The entire generative AI industry also continues to face concerns around misinformation, biases and other problematic content. On its ethics page, Replika said it trains its models with source data from all over the internet, including large bases of written text such as social media platforms like Twitter or discussion platforms like Reddit.

“At Replika, we use various approaches to mitigate harmful information, such as filtering out unhelpful and harmful data through crowdsourcing and classification algorithms,” the company said. “When potentially harmful messages are detected, we delete or edit them to ensure the safety of our users.”
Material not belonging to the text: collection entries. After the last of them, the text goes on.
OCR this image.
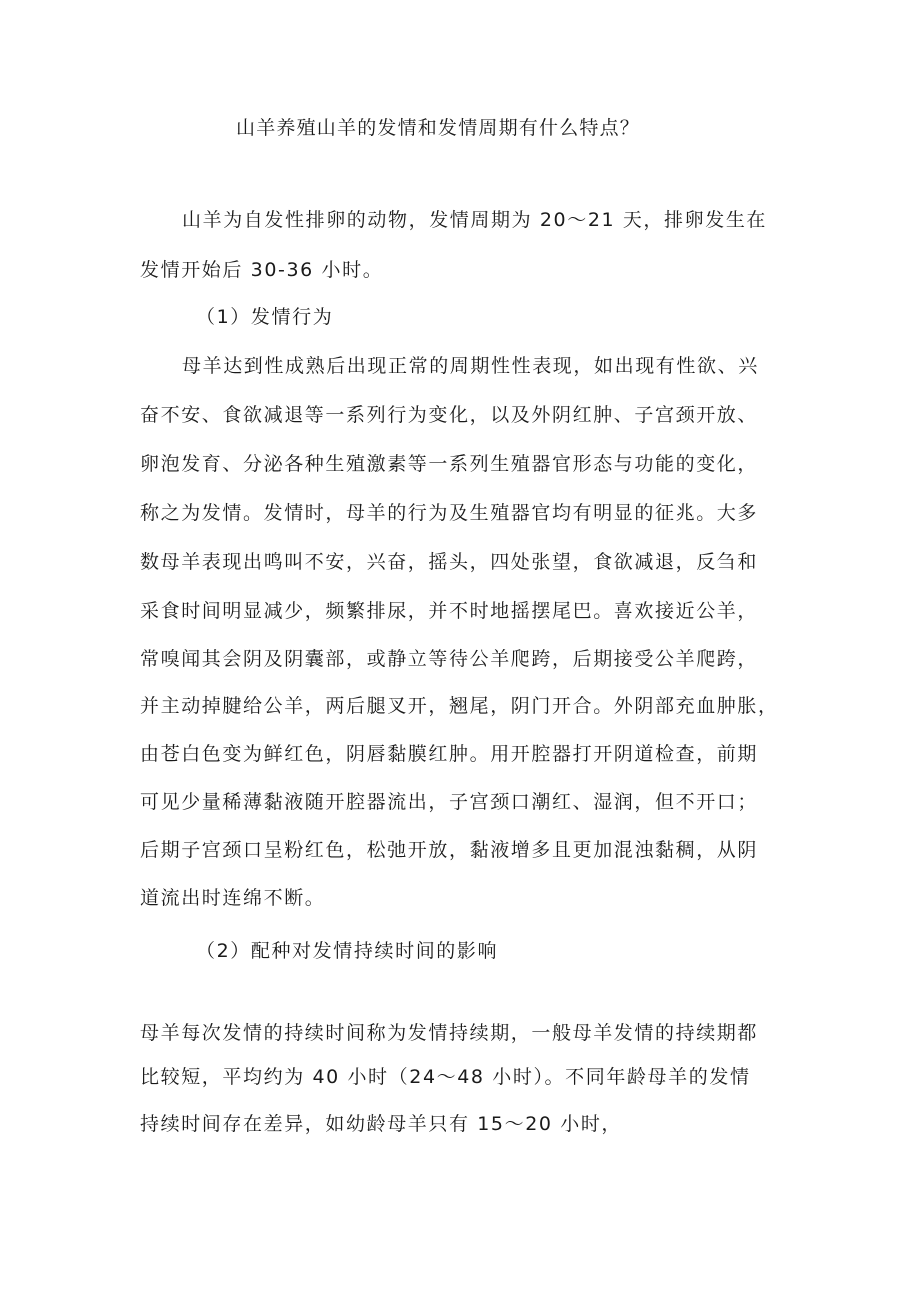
山羊养殖山羊的发情和发情周期有什么特点？
山羊为自发性排卵的动物，发情周期为 20～21 天，排卵发生在
发情开始后 30-36 小时。
（1）发情行为
母羊达到性成熟后出现正常的周期性性表现，如出现有性欲、兴
奋不安、食欲减退等一系列行为变化，以及外阴红肿、子宫颈开放、
卵泡发育、分泌各种生殖激素等一系列生殖器官形态与功能的变化，
称之为发情。发情时，母羊的行为及生殖器官均有明显的征兆。大多
数母羊表现出鸣叫不安，兴奋，摇头，四处张望，食欲减退，反刍和
采食时间明显减少，频繁排尿，并不时地摇摆尾巴。喜欢接近公羊，
常嗅闻其会阴及阴囊部，或静立等待公羊爬跨，后期接受公羊爬跨，
并主动掉腱给公羊，两后腿叉开，翘尾，阴门开合。外阴部充血肿胀，
由苍白色变为鲜红色，阴唇黏膜红肿。用开腔器打开阴道检查，前期
可见少量稀薄黏液随开腔器流出，子宫颈口潮红、湿润，但不开口；
后期子宫颈口呈粉红色，松弛开放，黏液增多且更加混浊黏稠，从阴
道流出时连绵不断。
（2）配种对发情持续时间的影响
母羊每次发情的持续时间称为发情持续期，一般母羊发情的持续期都
比较短，平均约为 40 小时（24～48 小时）。不同年龄母羊的发情
持续时间存在差异，如幼龄母羊只有 15～20 小时，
Another concern is whether this hinders or helps the grieving process. Mary-Frances O’Connor, a professor at the University of Arizona who studies grief, said there are both advantages and downsides to using technology in this way.

“When we bond with a loved one, when we fall in love with someone, the brain encodes that person as, ‘I will always be there for you and you will always be there for me,’” she said. “When they die, our brain has to understand that this person isn’t coming back.”

Because it’s so hard for the brain to wrap around that, it can take a long time to truly understand that they are gone, she said. “This is where technology could interfere.”

However, she said people particularly in the early stages of grief may be looking for comfort in any way they can find it.

“Creating an avatar to remind them of a loved one, while maintaining the awareness that it is someone important in the past, could be healing,” she said. “Remembering is very important; it reflects the human condition and importance of deceased loved ones.”

But she noted the relationship we have with our closest loved ones is built on authenticity. Creating an AI version of that person could for many “feel like a violation of that.”

Bill Abney said he feels uneasy about communicating with his late fiancée through AI platforms.

Communicating with the dead through artificial intelligence isn’t for everyone.

Bill Abney, a software engineer from San Francisco who lost his fiancée Kari in May 2022, told CNN he would “never” consider recreating her likeness through an AI service or platform.

“My fiancée was a poet, and I would never disrespect her by feeding her words into an automatic plagiarism machine,” Abney said.

“She cannot be replaced. She cannot be recreated,” he said. “I’m also lucky to have some recordings of her singing and of her speech, but I absolutely do not want to hear her voice coming out of a robot pretending to be her.”

Some have found other ways to digitally interact with deceased loved ones. Jodi Spiegel, a psychologist from Newfoundland, Canada, said she created a version of her husband and herself in the popular game The Sims soon after his death in April 2021.

“I love the Sims, so I made us like we were in real life,” she said. “When I had a super bad day, I would go to my Sims world and dance while my husband played guitar.”

She said they went on digital camping and beach trips together, played chess and even had sex in the Sim world.

“I found it super comforting,” she said. “I missed hanging out with my guy so much. It felt like a connection.”